The problem is nasty because the "-" sign appears higher (\055) in the collating sequence than the "+" sign {\053). Worse yet, is that we want a descending numeric sort for negative numbers and an ascending one for positive ones.

Regards!

...JRF...
Miguel Covas
Advisor

Re: numeric sort

Hi James,

yes I will get that result, which is not what is intended.
In numeric sorting negative number sort "descending" according to absolute value.
Positive numbers sort "ascending" according to absolute value. Managing absolute values as string is OK as long as you don't have decimal points.

Mixing positive and negative values always needs numeric sorting with no tricks.
John Carr_2
Honored Contributor

Re: numeric sort

Hi Miquel

are the numbers posative and negative depending on plus or minus sign im sure we can still manipulate the file to give the right sequence ?

John.
Miguel Covas
Advisor

Re: numeric sort

The main problem I'm addressing is that most of these files come from environments where fixed length records are quite trendy. To adapt those files to unix-sort standards I need to substitute blank for plus sign at a given column, not every plus sign.

This will do it while we look for a more elegant solution based on REs:

awk '{
if (substr($0,6,1) == "+")
print substr($0,1,5) " " substr($0,7) ;
else
print $0 ;
}' | sort -k1.6n,1.13
John Carr_2
Honored Contributor

Re: numeric sort

Hi

ok here we go again but you have to loose the plus signs and the trailing minus.

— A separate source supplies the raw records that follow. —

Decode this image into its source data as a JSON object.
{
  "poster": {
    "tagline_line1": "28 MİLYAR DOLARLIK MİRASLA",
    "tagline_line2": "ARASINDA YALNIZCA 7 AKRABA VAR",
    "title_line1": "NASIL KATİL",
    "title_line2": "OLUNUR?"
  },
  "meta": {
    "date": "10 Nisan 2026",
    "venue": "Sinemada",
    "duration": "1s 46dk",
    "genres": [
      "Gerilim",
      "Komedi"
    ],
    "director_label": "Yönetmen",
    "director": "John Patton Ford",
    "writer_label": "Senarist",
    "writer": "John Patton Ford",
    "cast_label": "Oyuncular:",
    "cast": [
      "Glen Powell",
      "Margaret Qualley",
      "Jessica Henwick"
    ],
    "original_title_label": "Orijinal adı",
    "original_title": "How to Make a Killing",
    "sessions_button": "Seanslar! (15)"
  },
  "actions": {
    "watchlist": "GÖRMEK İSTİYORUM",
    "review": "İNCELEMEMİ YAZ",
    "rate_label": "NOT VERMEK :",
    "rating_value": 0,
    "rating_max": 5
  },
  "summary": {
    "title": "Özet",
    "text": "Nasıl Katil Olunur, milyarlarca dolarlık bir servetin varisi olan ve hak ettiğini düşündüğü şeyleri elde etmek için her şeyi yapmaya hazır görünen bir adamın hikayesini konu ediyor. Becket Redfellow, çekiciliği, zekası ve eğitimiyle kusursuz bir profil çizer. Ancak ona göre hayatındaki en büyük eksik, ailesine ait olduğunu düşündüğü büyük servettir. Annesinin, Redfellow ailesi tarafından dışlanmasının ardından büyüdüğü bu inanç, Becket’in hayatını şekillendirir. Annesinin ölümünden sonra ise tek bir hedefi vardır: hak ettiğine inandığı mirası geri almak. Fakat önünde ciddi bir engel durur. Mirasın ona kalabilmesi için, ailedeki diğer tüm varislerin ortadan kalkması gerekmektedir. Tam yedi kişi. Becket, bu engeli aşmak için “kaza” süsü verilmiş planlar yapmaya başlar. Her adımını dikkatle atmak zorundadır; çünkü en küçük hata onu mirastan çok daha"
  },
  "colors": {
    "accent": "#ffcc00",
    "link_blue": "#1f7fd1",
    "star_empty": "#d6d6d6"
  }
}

cat filename | tr "+" " " | sed -e 's/-/ -/g' | awk '{ print $1 " " $2 }' | sort +n +1


cheeers

John.
John Carr_2
Honored Contributor

Re: numeric sort

Hi Miquel

I didn't see your last response before I submitted my last thoughts.

good luck
John.
Miguel Covas
Advisor

Re: numeric sort

Good try, but what about having more plus signs on different columns (For instance: 4.5e+08),

and your awk will behave erratically if there are more blanks in the record.

Please, don't take my example as the real files. It was intended just to example.

Take
US3456357+0003.89-456A234
DE3562990-00233.3+4555666
DE34+++78+003.302N7888888
this col.^ to ^

First three plus signs of last record should not be lost
neither the last in the second record.

BTW what about a nice ERE to substitute ONLY the sixth char.